Horticulturists have to deal with an impressive number of absolutely repulsive plant diseases, but for the potato grower, few of them can exceed the level of thickness that develops in potato dry rot. With great care you can prevent the potato dry rot disease from spreading in your garden, but once a potato tuber is infected, treatment is not possible.
What causes potato dry rot?
Dry rot of potatoes is caused by several fungi of the genus Fusarium . Fusarium fungi are relatively weak fungi, unable to attack potatoes with intact skin, but once inside the tuber, these pathogens cause significant problems and allow other diseases, such as bacterial soft rot, to take hold. Potato dry rot is more common in the spring and fall and can remain dormant in the soil. Spring diseases can quickly kill young potato plants, but diseases contracted in the fall are much more damaging to established crops.
Symptoms of potato dry rot are difficult to detect in the aerial parts of the plant, but once the tubers are dug up, they cannot be missed. Affected tubers may be completely dry rotten, crumbling to the touch, or in various stages of decomposition. Cutting a tuber in half reveals brown to black, blue-like spots that gradually lighten at the edges and rotten cores that may contain white, pink, yellow or leafy fungal structures.

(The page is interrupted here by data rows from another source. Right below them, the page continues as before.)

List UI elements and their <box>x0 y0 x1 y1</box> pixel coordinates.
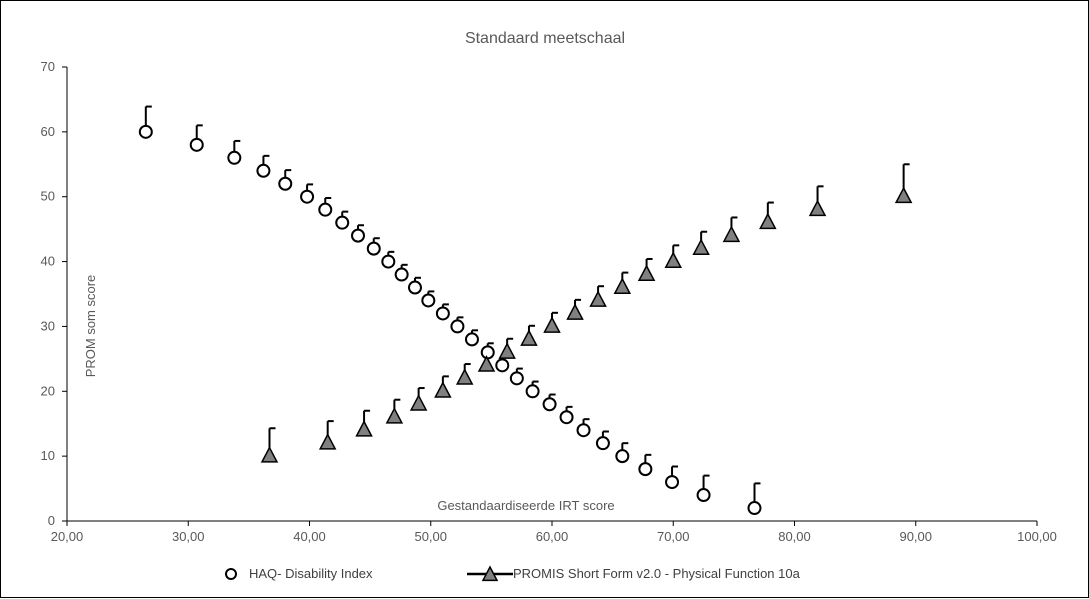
haq-data-point <box>278 176 293 191</box>
legend-promis-label: PROMIS Short Form v2.0 - Physical Functi… <box>513 566 801 581</box>
haq-data-point <box>480 345 495 360</box>
haq-data-point <box>696 488 711 503</box>
promis-data-point <box>477 355 496 372</box>
x-tick-label: 100,00 <box>1017 529 1057 544</box>
promis-data-point <box>355 420 373 437</box>
x-tick-label: 60,00 <box>536 529 569 544</box>
y-tick-label: 60 <box>41 124 55 139</box>
haq-data-point <box>189 137 204 152</box>
promis-data-point <box>894 186 913 204</box>
y-tick-label: 70 <box>41 59 55 74</box>
x-tick-label: 90,00 <box>899 529 932 544</box>
haq-data-point <box>138 124 153 139</box>
promis-data-point <box>385 407 404 424</box>
haq-data-point <box>256 163 271 178</box>
promis-data-point <box>808 199 827 217</box>
haq-data-point <box>747 501 762 516</box>
legend: HAQ- Disability Index PROMIS Short Form v… <box>225 565 801 582</box>
x-tick-label: 30,00 <box>172 529 205 544</box>
haq-data-point <box>595 436 610 451</box>
promis-data-point <box>722 225 741 243</box>
promis-data-point <box>260 445 279 463</box>
x-tick-label: 20,00 <box>51 529 84 544</box>
haq-data-point <box>227 150 242 165</box>
haq-data-point <box>450 319 465 334</box>
x-tick-label: 50,00 <box>414 529 447 544</box>
haq-data-point <box>542 397 557 412</box>
haq-data-point <box>318 202 333 217</box>
haq-data-point <box>495 358 510 373</box>
promis-data-point <box>498 342 516 359</box>
haq-data-point <box>464 332 479 347</box>
legend-promis-marker <box>481 565 499 582</box>
x-tick-label: 40,00 <box>293 529 326 544</box>
promis-data-point <box>318 433 337 450</box>
y-tick-label: 20 <box>41 383 55 398</box>
series-marks <box>138 124 913 516</box>
promis-data-point <box>759 212 777 230</box>
promis-data-point <box>543 316 561 333</box>
promis-data-point <box>434 381 452 398</box>
y-tick-label: 50 <box>41 189 55 204</box>
promis-data-point <box>637 264 656 281</box>
haq-data-point <box>559 410 574 425</box>
haq-data-point <box>421 293 436 308</box>
promis-data-point <box>589 290 607 307</box>
haq-data-point <box>435 306 450 321</box>
haq-data-point <box>576 423 591 438</box>
y-axis-title: PROM som score <box>83 275 98 378</box>
promis-data-point <box>692 238 710 256</box>
y-tick-label: 10 <box>41 448 55 463</box>
y-tick-label: 40 <box>41 254 55 269</box>
promis-data-point <box>664 251 682 269</box>
chart-title: Standaard meetschaal <box>465 30 625 47</box>
promis-data-point <box>455 368 474 385</box>
haq-data-point <box>665 475 680 490</box>
axes: 0 10 20 30 40 50 60 70 20,00 30,00 40,00 50,00 60,00… <box>41 59 1057 544</box>
y-tick-label: 30 <box>41 318 55 333</box>
haq-data-point <box>366 241 381 256</box>
x-tick-label: 80,00 <box>778 529 811 544</box>
haq-data-point <box>509 371 524 386</box>
y-tick-label: 0 <box>48 513 55 528</box>
promis-data-point <box>520 329 538 346</box>
haq-data-point <box>381 254 396 269</box>
haq-data-point <box>638 462 653 477</box>
haq-data-point <box>525 384 540 399</box>
haq-data-point <box>300 189 315 204</box>
x-axis-title: Gestandaardiseerde IRT score <box>437 498 614 513</box>
legend-haq-marker <box>225 568 237 580</box>
legend-haq-label: HAQ- Disability Index <box>249 566 373 581</box>
haq-data-point <box>351 228 365 243</box>
haq-data-point <box>615 449 630 464</box>
haq-data-point <box>394 267 409 282</box>
x-tick-label: 70,00 <box>657 529 690 544</box>
haq-data-point <box>407 280 422 295</box>
haq-data-point <box>335 215 350 230</box>
promis-data-point <box>613 277 632 294</box>
promis-data-point <box>566 303 584 320</box>
promis-data-point <box>409 394 428 411</box>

How to treat potato dry rot
Infected potatoes cannot be treated, but the spread of the disease can be prevented and the risk of transmission minimized. Since there are no truly dry, rot-free seed potatoes, efforts should focus on preventing standing water and mechanical injury to tubers. Handle potatoes with care upon receipt, waiting for seed potatoes to be cut until the tissue temperature is above 50 F. (10 C.).
Treatments against flutolanil-mancozeb or fludioxinil-mancozeb, fungi of seed potatoes, are strongly recommended before planting, as well as waiting until the soil reaches about 60 F. (16 C.). Prevention of tuber skin injury is of the utmost importance to preserve your crop; whenever you have to cut a potato, make sure to disinfect the tools before and after cutting. Remove potatoes with obvious symptoms of disease; do not plant them in the soil or compost them.
Take the same precautions with your potato stand as with seed potatoes. Brush the soil thoroughly when checking your tubers rather than planting a fork or shovel nearby. The more you reduce the risk to the potato skin, the more likely you are to get a crop free of dry rot.